Ao mesmo tempo, sou uma pessoa de laços e histórias. Esse é meu alimento e meu encantamento.

Por isso acho que ai mesmo, na raiz de nossos problemas, está também o unguento, a cura, nossa redenção.

O povo brasileiro, com toda sua fúria e paixão atordoante, como um veneno, pode transmutar seus horrores por conta dessa mesma capacidade de entrega e mergulho desenfreado. Precisamos agora de comida, igualdade social, literatura para todos, educação e a maior exigência de todas, que Jorge Mautner expressa com cintilante clareza e acho inclusive que foi o que mais me atraiu a ele, que a urgente necessidade da “segunda e a real, abolição da escravatura nacional”.

Assim, num salto, transmutaremos o medo e a fúria em consideração e consciência social e ambiental.

Como é ser artista e lançar uma obra em plena pandemia?

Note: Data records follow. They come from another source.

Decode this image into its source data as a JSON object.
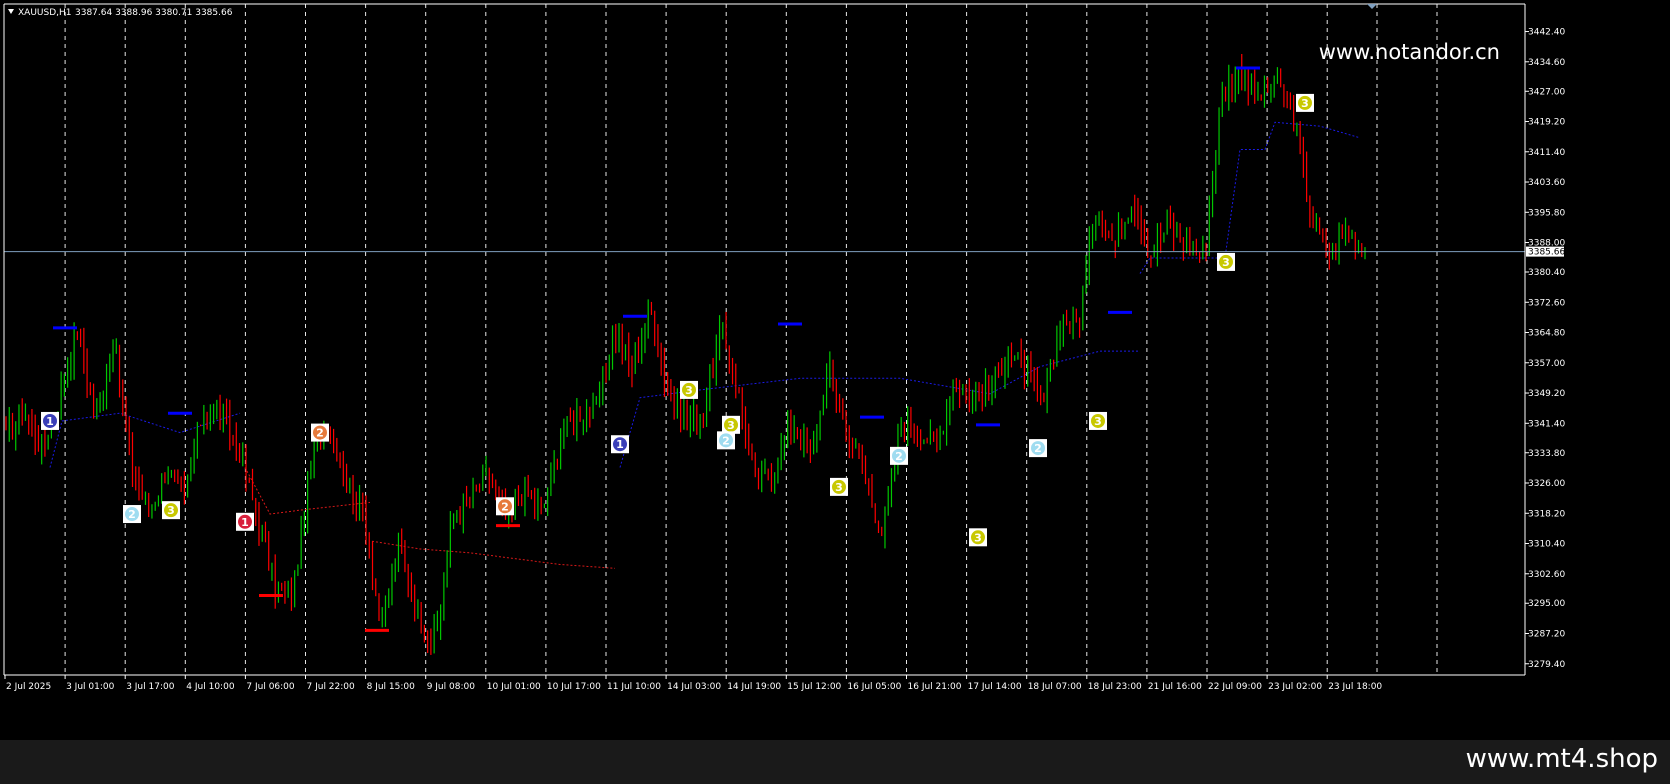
{
  "header": {
    "symbol": "XAUUSD,H1",
    "ohlc": "3387.64 3388.96 3380.71 3385.66"
  },
  "watermark": "www.notandor.cn",
  "footer_text": "www.mt4.shop",
  "current_price_label": "3385.66",
  "colors": {
    "background": "#000000",
    "bull": "#00c800",
    "bear": "#ff0000",
    "grid": "#ffffff",
    "axis_text": "#ffffff",
    "band": "#1a1ae6",
    "lower_band": "#d81818",
    "price_line": "#7f9fbf",
    "peak_marker": "#0000ff",
    "trough_marker": "#ff0000",
    "badge_1": "#3a3fb8",
    "badge_1_red": "#d8203c",
    "badge_2": "#9fdcf0",
    "badge_2_orange": "#e67a3c",
    "badge_3": "#c8c800"
  },
  "chart_data": {
    "type": "candlestick",
    "symbol": "XAUUSD",
    "timeframe": "H1",
    "ylim": [
      3276.5,
      3449.5
    ],
    "y_ticks": [
      "3442.40",
      "3434.60",
      "3427.00",
      "3419.20",
      "3411.40",
      "3403.60",
      "3395.80",
      "3388.00",
      "3380.40",
      "3372.60",
      "3364.80",
      "3357.00",
      "3349.20",
      "3341.40",
      "3333.80",
      "3326.00",
      "3318.20",
      "3310.40",
      "3302.60",
      "3295.00",
      "3287.20",
      "3279.40"
    ],
    "x_ticks": [
      "2 Jul 2025",
      "3 Jul 01:00",
      "3 Jul 17:00",
      "4 Jul 10:00",
      "7 Jul 06:00",
      "7 Jul 22:00",
      "8 Jul 15:00",
      "9 Jul 08:00",
      "10 Jul 01:00",
      "10 Jul 17:00",
      "11 Jul 10:00",
      "14 Jul 03:00",
      "14 Jul 19:00",
      "15 Jul 12:00",
      "16 Jul 05:00",
      "16 Jul 21:00",
      "17 Jul 14:00",
      "18 Jul 07:00",
      "18 Jul 23:00",
      "21 Jul 16:00",
      "22 Jul 09:00",
      "23 Jul 02:00",
      "23 Jul 18:00"
    ],
    "last_price": 3385.66,
    "anchor_prices": [
      3338,
      3345,
      3335,
      3348,
      3366,
      3342,
      3363,
      3330,
      3318,
      3330,
      3322,
      3345,
      3344,
      3335,
      3318,
      3300,
      3296,
      3330,
      3342,
      3328,
      3318,
      3288,
      3310,
      3292,
      3285,
      3318,
      3322,
      3328,
      3316,
      3325,
      3318,
      3338,
      3344,
      3345,
      3366,
      3355,
      3372,
      3350,
      3342,
      3345,
      3366,
      3348,
      3325,
      3330,
      3342,
      3332,
      3355,
      3340,
      3328,
      3313,
      3340,
      3340,
      3335,
      3352,
      3348,
      3350,
      3360,
      3355,
      3346,
      3368,
      3368,
      3398,
      3387,
      3400,
      3385,
      3392,
      3388,
      3385,
      3427,
      3432,
      3425,
      3430,
      3420,
      3395,
      3385,
      3391,
      3385
    ],
    "peak_markers": [
      3366,
      3344,
      3369,
      3367,
      3343,
      3341,
      3370,
      3433
    ],
    "trough_markers": [
      3297,
      3288,
      3315
    ],
    "badges": [
      {
        "label": "1",
        "price": 3342,
        "color": "badge_1"
      },
      {
        "label": "2",
        "price": 3318,
        "color": "badge_2"
      },
      {
        "label": "3",
        "price": 3319,
        "color": "badge_3"
      },
      {
        "label": "1",
        "price": 3316,
        "color": "badge_1_red"
      },
      {
        "label": "2",
        "price": 3339,
        "color": "badge_2_orange"
      },
      {
        "label": "2",
        "price": 3320,
        "color": "badge_2_orange"
      },
      {
        "label": "1",
        "price": 3336,
        "color": "badge_1"
      },
      {
        "label": "3",
        "price": 3350,
        "color": "badge_3"
      },
      {
        "label": "3",
        "price": 3341,
        "color": "badge_3"
      },
      {
        "label": "2",
        "price": 3337,
        "color": "badge_2"
      },
      {
        "label": "3",
        "price": 3325,
        "color": "badge_3"
      },
      {
        "label": "2",
        "price": 3333,
        "color": "badge_2"
      },
      {
        "label": "3",
        "price": 3312,
        "color": "badge_3"
      },
      {
        "label": "2",
        "price": 3335,
        "color": "badge_2"
      },
      {
        "label": "3",
        "price": 3342,
        "color": "badge_3"
      },
      {
        "label": "3",
        "price": 3383,
        "color": "badge_3"
      },
      {
        "label": "3",
        "price": 3424,
        "color": "badge_3"
      }
    ]
  }
}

Ser artista independente nesse momento de terra arrasada da indústria é ao mesmo tempo muito difícil e muito promissor. Explico; Eu não consigo viver da música, trabalho como autônoma para viver, mas sinto que agora que não existe mais nada do mercado como conhecíamos no passado – esse mercado antiético, injusto com o público e com artistas – poderemos construir algo mais horizontal, mais decentralizado. Ainda não está acontecendo.

Só poucos conseguem investir (e é muito investimento) em algo que não dá retorno, só pela força da sina ou utopia de futuro. Não estou tratando aqui, claro, dos artistas de mainstream. Produto é produto. Dá dinheiro sempre, é feito pra isso. Falo sobre a canção popular independente.

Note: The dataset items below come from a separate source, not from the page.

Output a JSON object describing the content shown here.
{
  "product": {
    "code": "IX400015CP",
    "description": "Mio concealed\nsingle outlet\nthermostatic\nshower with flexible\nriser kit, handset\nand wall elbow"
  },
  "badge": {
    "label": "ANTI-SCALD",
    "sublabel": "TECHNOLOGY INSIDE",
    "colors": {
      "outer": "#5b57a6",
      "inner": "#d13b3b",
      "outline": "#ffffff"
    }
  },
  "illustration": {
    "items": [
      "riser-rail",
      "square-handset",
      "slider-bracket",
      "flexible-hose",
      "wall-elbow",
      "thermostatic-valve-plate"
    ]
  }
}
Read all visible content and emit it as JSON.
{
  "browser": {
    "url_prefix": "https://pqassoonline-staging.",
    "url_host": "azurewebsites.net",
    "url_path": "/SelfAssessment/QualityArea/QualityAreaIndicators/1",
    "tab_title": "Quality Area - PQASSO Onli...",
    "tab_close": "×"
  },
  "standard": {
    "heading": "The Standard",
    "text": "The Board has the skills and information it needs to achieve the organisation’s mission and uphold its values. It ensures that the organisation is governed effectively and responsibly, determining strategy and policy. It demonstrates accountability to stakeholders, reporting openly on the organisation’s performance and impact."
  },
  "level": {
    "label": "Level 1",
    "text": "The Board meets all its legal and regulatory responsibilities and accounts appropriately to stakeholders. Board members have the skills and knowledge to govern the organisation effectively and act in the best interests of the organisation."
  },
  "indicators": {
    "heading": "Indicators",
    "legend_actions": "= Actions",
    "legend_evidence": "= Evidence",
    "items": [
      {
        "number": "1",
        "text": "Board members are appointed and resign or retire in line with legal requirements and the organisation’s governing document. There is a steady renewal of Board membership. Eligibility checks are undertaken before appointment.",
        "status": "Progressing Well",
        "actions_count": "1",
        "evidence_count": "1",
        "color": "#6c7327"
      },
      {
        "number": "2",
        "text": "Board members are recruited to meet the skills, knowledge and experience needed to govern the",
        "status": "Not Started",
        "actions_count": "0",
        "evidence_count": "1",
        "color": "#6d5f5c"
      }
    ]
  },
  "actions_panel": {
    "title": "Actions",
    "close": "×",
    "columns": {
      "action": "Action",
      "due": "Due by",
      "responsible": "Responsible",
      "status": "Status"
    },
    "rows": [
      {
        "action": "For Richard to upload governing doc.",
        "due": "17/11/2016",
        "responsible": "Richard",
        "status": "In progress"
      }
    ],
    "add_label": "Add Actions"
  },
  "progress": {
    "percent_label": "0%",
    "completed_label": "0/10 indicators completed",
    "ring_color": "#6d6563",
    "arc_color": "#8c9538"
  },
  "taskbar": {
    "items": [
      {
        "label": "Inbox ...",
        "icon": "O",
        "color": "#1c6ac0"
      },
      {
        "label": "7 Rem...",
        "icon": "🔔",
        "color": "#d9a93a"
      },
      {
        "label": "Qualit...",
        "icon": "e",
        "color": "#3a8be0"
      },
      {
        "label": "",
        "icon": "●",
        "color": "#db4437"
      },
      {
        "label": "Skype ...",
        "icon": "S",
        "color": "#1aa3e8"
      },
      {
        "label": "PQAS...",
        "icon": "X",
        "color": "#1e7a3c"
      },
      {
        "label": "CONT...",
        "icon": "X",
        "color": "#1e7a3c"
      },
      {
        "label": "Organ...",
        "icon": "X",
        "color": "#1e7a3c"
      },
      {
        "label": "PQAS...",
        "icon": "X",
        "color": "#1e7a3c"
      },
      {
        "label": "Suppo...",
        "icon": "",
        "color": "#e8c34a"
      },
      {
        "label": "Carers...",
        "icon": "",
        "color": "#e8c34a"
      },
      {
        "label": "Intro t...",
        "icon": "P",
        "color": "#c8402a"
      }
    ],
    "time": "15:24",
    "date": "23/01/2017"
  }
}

Talvez eu esteja sendo demasiadamente otimista, mas acredito que com muito cuidado, inteligência e entrega, poderemos levantar algo novo em breve.

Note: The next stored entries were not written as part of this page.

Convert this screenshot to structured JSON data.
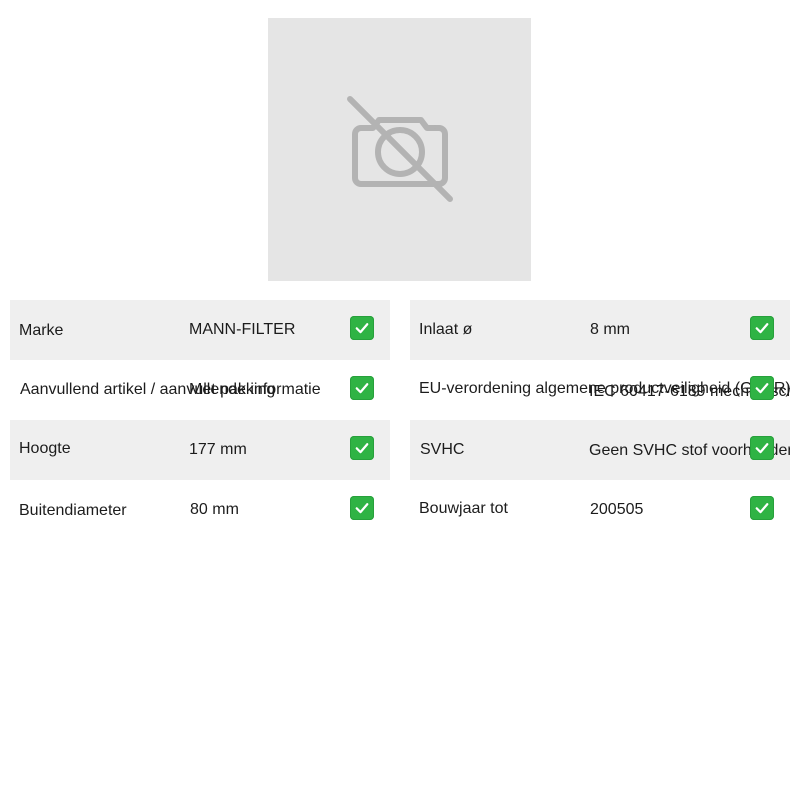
{
  "image": {
    "icon": "camera-off-icon"
  },
  "left_specs": [
    {
      "label": "Marke",
      "value": "MANN-FILTER",
      "status": "check-icon"
    },
    {
      "label": "Aanvullend artikel / aanvullende informatie",
      "value": "Met pakking",
      "status": "check-icon"
    },
    {
      "label": "Hoogte",
      "value": "177 mm",
      "status": "check-icon"
    },
    {
      "label": "Buitendiameter",
      "value": "80 mm",
      "status": "check-icon"
    }
  ],
  "right_specs": [
    {
      "label": "Inlaat ø",
      "value": "8 mm",
      "status": "check-icon"
    },
    {
      "label": "EU-verordening algemene productveiligheid (GPSR)",
      "value": "IEC 60417-6189 mechanisch",
      "status": "check-icon"
    },
    {
      "label": "SVHC",
      "value": "Geen SVHC stof voorhanden",
      "status": "check-icon"
    },
    {
      "label": "Bouwjaar tot",
      "value": "200505",
      "status": "check-icon"
    }
  ],
  "colors": {
    "shaded_row": "#efefef",
    "placeholder_bg": "#e5e5e5",
    "check_green": "#2fb344"
  }
}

A pandemia ampliou toda essa estrutura ruída. Os péssimos salários de músicos, técnicos, péssimos repasses. Toda classe mantida sempre por um fio.

Meia dúzia de artistas e produtores ganhando milhões enquanto 90% da classe artística tem que correr atras do cachê do dia para comer naquele mesmo dia e pagar aluguel daquele mês. A faca sempre no pescoço.

E nada disso acontece por disparidade de talento ou qualidade musical. É o habito da ganancia e vaidade e só.

Agora temos que descobrir como ser tudo. No meu caso, eu compus, cantei, paguei, produzi, cuidei de toda a burocracia, divulgação, e preciso agora gravar show com equipe mínima para poder irradiar, preciso também aprender a mexer com as redes sociais, coisa que pra mim tem sido um grande desafio. Gerar conteúdo diário de internet, comunicar, trabalhar no que me da sustento, tocar, montar os projetos que um lançamento de disco exige, cuidar da vida, da casa e existir no Brasil de hoje, tudo ao mesmo tempo, não é simples. Mas acho que ser artista nunca foi simples. E faço com muito amor. Sempre quis ser artista, ser cantora. Realizo o sonho de trabalhar com meu grande ídolo. Vivo como poeta no pais mais poético do mundo. Não posso reclamar, só posso me dedicar a tentar contribuir para que meu ofício e meus colegas de trabalho não sucumbam nesse momento de desmoronamento.